U.S. authorities moved decisively when they arrested the niece and grand-niece of the late Iranian general Qassem Soleimani after the State Department revoked their green cards, a necessary step to protect American security. This is the kind of action conservatives have been demanding for years — when Washington identifies clear ties to the Iranian terror apparatus, it must act without hesitation to remove those threats from our communities.
Officials identified the detained relatives as Hamideh Soleimani Afshar and her daughter, Sarinasadat Hosseiny, and said Immigration and Customs Enforcement took them into custody in Los Angeles after Secretary of State Marco Rubio terminated their lawful permanent resident status. The move shows that the administration is finally using existing authorities to strip residency from those connected, however tangentially, to Tehran’s violent networks instead of welcoming them with open arms.
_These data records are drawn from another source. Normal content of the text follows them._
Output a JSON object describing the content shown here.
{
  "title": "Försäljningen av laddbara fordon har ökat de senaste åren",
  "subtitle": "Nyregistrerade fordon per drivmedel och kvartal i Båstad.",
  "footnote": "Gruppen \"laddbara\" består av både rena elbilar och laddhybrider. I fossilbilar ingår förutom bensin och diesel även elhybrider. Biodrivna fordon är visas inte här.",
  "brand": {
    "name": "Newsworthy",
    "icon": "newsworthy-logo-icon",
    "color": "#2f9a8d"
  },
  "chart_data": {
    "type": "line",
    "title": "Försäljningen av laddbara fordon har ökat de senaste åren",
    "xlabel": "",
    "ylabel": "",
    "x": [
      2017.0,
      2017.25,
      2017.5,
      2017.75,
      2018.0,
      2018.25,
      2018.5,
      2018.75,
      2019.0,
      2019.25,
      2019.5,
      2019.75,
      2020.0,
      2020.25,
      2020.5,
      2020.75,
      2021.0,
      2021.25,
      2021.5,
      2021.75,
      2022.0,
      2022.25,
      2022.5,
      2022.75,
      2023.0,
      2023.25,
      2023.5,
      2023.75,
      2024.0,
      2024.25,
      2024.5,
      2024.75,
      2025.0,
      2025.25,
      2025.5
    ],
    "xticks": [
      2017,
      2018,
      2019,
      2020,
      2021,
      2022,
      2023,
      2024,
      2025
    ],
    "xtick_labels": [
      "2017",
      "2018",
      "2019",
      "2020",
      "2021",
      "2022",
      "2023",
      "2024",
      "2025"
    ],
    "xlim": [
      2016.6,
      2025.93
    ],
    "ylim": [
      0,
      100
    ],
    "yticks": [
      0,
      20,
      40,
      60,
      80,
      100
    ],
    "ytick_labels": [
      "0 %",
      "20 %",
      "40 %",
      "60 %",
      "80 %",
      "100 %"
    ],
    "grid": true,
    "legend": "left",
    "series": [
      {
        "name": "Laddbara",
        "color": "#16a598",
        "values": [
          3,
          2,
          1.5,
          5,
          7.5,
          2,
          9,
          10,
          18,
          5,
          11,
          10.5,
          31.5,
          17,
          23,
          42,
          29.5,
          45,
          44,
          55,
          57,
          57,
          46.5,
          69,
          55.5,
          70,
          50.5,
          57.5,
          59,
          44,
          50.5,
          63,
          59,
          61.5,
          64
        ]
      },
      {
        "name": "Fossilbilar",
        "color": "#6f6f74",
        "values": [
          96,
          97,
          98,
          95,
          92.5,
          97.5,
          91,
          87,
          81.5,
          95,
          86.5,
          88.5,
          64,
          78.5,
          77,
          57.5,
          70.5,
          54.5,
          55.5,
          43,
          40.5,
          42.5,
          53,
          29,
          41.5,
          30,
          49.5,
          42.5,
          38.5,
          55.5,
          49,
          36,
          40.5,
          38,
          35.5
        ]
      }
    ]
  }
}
According to Department of Homeland Security records reported by local outlets, Afshar entered the U.S. in 2015, received asylum in 2019, and later obtained a green card in 2021, but multiple trips back to Iran surfaced during immigration checks and undermined her asylum claim. If someone claims refuge from a brutal regime yet continues to travel freely to the country that sponsors terrorism, American officials have every right to question and revoke their status.
Make no mistake: these are not merely bureaucratic technicalities. This administration’s broader campaign to revoke visas and residency for people tied to Iran’s leadership is a patriotic correction to years of lax enforcement that left the door open to potential threats. Conservatives should applaud leaders who prioritize the safety of American citizens over political correctness and soft-on-threats immigration policies.
The predictable outcry from the left and some corners of the media about “guilt by family relation” misses the real point — this is about patterns of behavior, suspicious ties, and national security, not punishing relatives for distant sins. Even activists and online petitioners pushed for action after reports about the family surfaced, and public pressure helped bring attention to what should have been standard vetting long ago.
Patriotic Americans want a country whose immigration system defends us, not one that becomes a sanctuary for relatives of the world’s most dangerous players. This administration’s enforcement sends a clear message to Tehran and to anyone who would exploit American hospitality: if you have connections to a regime that targets our troops and funds terrorism, you do not get safe harbor here.